I nodded. Then I breathed out an anxious sigh.
“Where I come from, progression toward power is born through cultivation. It’s like — it’s like leveling, where each step through it gives you power. But not everyone can do it. I myself, the scion of a clan that rules a country, was misled, and stagnated in my progression for years.”
Poppy nodded.
“When I use the [Void Fist,] I can feel the residual energy. It’s like mana. And it wants to be used. I can sense the same energy in the world all around me. I can almost pull on it. The System does it for me when I use the skill. That’s part of your… cultivation, isn’t it?”
She was describing the feeling of qi.
I nodded. Then I closed my eyes. Then I opened them.
Imparting cultivation on these people wouldn’t end the world. They already had people who could level. If Poppy’s siblings rivaled the Patriarch, then this wouldn’t offset the balance of power so massively to be a concern.
“That’s qi. And I… could teach you how to use it. In exchange…”
“We’ll help you level up.” Poppy said. “Did Eros tell you what it takes to reach level 50?”
“Reaching 80 attribute points in a branch.” I nodded.
“And the other thing?” Poppy asked.
“The other thing is to understand why you’re killing.” Eros said.
“Sort of. The other thing is understanding what you want to become.
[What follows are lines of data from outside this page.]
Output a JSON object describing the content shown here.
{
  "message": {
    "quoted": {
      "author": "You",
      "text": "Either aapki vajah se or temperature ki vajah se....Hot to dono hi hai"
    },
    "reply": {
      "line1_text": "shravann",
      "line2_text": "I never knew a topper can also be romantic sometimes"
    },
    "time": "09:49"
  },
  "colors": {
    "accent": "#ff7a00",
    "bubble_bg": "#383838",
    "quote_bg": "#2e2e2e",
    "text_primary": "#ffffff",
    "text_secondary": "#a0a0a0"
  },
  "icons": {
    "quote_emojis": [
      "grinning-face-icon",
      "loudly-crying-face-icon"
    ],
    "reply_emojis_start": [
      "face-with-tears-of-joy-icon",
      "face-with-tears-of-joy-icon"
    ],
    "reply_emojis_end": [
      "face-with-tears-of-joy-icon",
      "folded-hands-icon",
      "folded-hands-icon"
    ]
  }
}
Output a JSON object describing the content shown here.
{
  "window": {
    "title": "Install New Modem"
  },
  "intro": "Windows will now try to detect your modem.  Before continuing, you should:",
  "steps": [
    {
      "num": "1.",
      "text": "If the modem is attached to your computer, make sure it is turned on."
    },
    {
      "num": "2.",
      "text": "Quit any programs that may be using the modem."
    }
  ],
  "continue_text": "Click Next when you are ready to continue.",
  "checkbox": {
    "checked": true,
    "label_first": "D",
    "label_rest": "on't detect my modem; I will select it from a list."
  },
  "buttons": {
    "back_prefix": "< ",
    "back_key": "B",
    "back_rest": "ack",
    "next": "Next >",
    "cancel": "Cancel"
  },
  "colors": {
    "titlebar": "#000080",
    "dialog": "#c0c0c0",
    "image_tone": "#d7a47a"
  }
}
The foundation of your leveling.” Poppy said. “You need a clear image of the direction of your class.”
“And lots of killing.” Eros said.
I did some quick math on the remaining skills I had.
“Even if I put the remaining 19 points from levels before 50, I’ll need 14 more levels in skills that add to that branch to reach the first tier.” I said.
Poppy waved a hand.
“We can train you on your skills. Then you can gain the rest of the levels on your own anytime. The important thing is that you start thinking about your progression right now.” Poppy said.
“I crossed level 50 when I decided I wanted nothing to do with my family anymore.” Eros said. “My class became an archer class specializing in Lightning and Shadow spells.”
“My class gave me the ability to support Eros and Poppy better.” Anna said.
“Do you have an idea of what you want to become?” Poppy asked.
The fact that she didn’t share the details of her own class didn’t elude me.
I leaned back in the seat.
“I want to become powerful for my own people.” I said.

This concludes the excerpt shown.